The scientists from Leuven, in collaboration with Thromb-X, a local biotechnology start-up company, have also discovered that the administration of PlGF stimulates the formation of new functional blood vessels in the ischemic heart and limbs. This is a treatment from which as many as 300 million people with ischemic heart and limb disease, due to a variety of problems (atherosclerosis, diabetes, old age, etc.), could potentially benefit. As demonstrated by the Weill Cornell and Leuven groups, one of the mechanisms whereby PlGF induces this beneficial therapeutic effect is by recruiting VEGFR-1-expressing bone marrow cells, apart from stimulating endothelial cells. Significantly, PlGF treatment improves functional performance of an ischemic limb, creating new hope that this factor might provide a novel and attractive treatment for painful and crippling circulatory conditions.

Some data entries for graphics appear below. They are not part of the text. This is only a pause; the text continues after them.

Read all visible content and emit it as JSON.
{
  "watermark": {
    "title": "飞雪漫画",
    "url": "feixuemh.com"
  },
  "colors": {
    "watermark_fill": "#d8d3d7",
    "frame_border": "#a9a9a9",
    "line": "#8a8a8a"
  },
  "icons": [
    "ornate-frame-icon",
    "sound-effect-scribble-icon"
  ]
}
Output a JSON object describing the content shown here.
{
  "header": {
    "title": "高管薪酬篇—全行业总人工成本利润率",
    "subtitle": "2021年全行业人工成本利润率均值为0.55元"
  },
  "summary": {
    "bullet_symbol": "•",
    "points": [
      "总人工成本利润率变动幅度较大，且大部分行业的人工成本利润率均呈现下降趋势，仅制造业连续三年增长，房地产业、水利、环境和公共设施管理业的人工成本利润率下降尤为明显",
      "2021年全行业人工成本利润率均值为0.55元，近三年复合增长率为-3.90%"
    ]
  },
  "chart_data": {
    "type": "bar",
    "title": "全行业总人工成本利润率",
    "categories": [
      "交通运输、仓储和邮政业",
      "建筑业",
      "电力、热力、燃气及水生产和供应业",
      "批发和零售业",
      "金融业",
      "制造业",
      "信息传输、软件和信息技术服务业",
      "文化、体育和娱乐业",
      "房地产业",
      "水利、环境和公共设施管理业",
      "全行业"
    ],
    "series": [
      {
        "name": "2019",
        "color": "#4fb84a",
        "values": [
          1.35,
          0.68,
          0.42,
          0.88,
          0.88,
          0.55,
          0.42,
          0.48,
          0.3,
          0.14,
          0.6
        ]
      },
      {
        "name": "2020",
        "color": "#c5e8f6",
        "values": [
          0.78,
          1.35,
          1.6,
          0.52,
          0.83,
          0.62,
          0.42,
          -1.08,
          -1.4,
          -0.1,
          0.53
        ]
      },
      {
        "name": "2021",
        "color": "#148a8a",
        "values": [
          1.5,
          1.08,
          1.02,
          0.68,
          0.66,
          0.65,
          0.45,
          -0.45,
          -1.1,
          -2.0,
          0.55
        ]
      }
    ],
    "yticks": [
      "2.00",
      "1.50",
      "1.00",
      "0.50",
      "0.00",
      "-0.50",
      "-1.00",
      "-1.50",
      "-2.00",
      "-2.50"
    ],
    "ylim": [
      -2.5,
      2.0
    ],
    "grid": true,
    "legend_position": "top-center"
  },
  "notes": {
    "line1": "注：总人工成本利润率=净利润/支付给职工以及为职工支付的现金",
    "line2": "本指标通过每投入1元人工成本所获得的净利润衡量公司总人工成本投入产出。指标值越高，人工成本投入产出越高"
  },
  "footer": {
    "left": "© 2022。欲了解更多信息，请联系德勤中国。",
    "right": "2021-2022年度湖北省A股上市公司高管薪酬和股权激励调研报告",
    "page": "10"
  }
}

These groundbreaking findings have tremendous implications for the treatment of atherosclerosis, vascular disease, arthritis, and cancer. They lay the foundation for clinical trials to examine the efficacy of blocking VEGFR-1 in treating heart, joint, and malignant diseases. Conversely, judicious and proper activation of VEGFR-1 may lead to augmentation of blood production, thereby pointing to strategies for addressing blood deficiencies in patients who receive high doses of blood-lowering chemotherapeutic agents. Moreover, activation of VEGFR-1 may be exploited for expanding and increasing the availability of pluripotent adult transplantable stem cells that ultimately might be used for organ regeneration. Finally, PlGF may constitute a novel treatment for ischemic heart and limb disease.
"Although very preliminary, these preclinical findings are scientifically very important and represent a tremendous step toward the development of molecular medicines for the treatment of a wide array of cardiovascular, joint, and blood diseases, as well as some forms of cancer," says Dr. Carmeliet, Professor of Medicine and Adjunct Director of the Center for Transgene Technology and Gene Therapy at the University of Leuven.
The other authors of the Weill Cornell group's article in Nature Medicine are Drs. Sergio Dias, Rafael Tejada, Barbara Ferris, Neil R. Hackett, and Ronald G. Crystal (all of Weill Cornell); Drs. David Lyden and Malcolm A.S. Moore of the Sloan-Kettering Institute; Drs. Yan Wu, Daniel Hicklin, Zhenping Zhu, Peter Bohlen, and Larry Witte, all of ImClone Systems, Inc.; Dr. Jan Hendriks of New York Blood Center; and Dr. Zena Werb of the Department of Anatomy, University of California, San Francisco.
The studies conducted at Weill Cornell Medical College and the University of Leuven were made possible by the contribution of proprietary VEGFR-1 monoclonal antibodies developed by ImClone Systems Incorporated (Nasdaq: IMCL).
The Weill Cornell work was supported by grants from the National Heart, Lung, and Blood Institute, the Sandler Family Sustaining Foundation, the Doris Duke Charitable Foundation, the American Cancer Society, and the Leukemia and Lymphoma Foundation.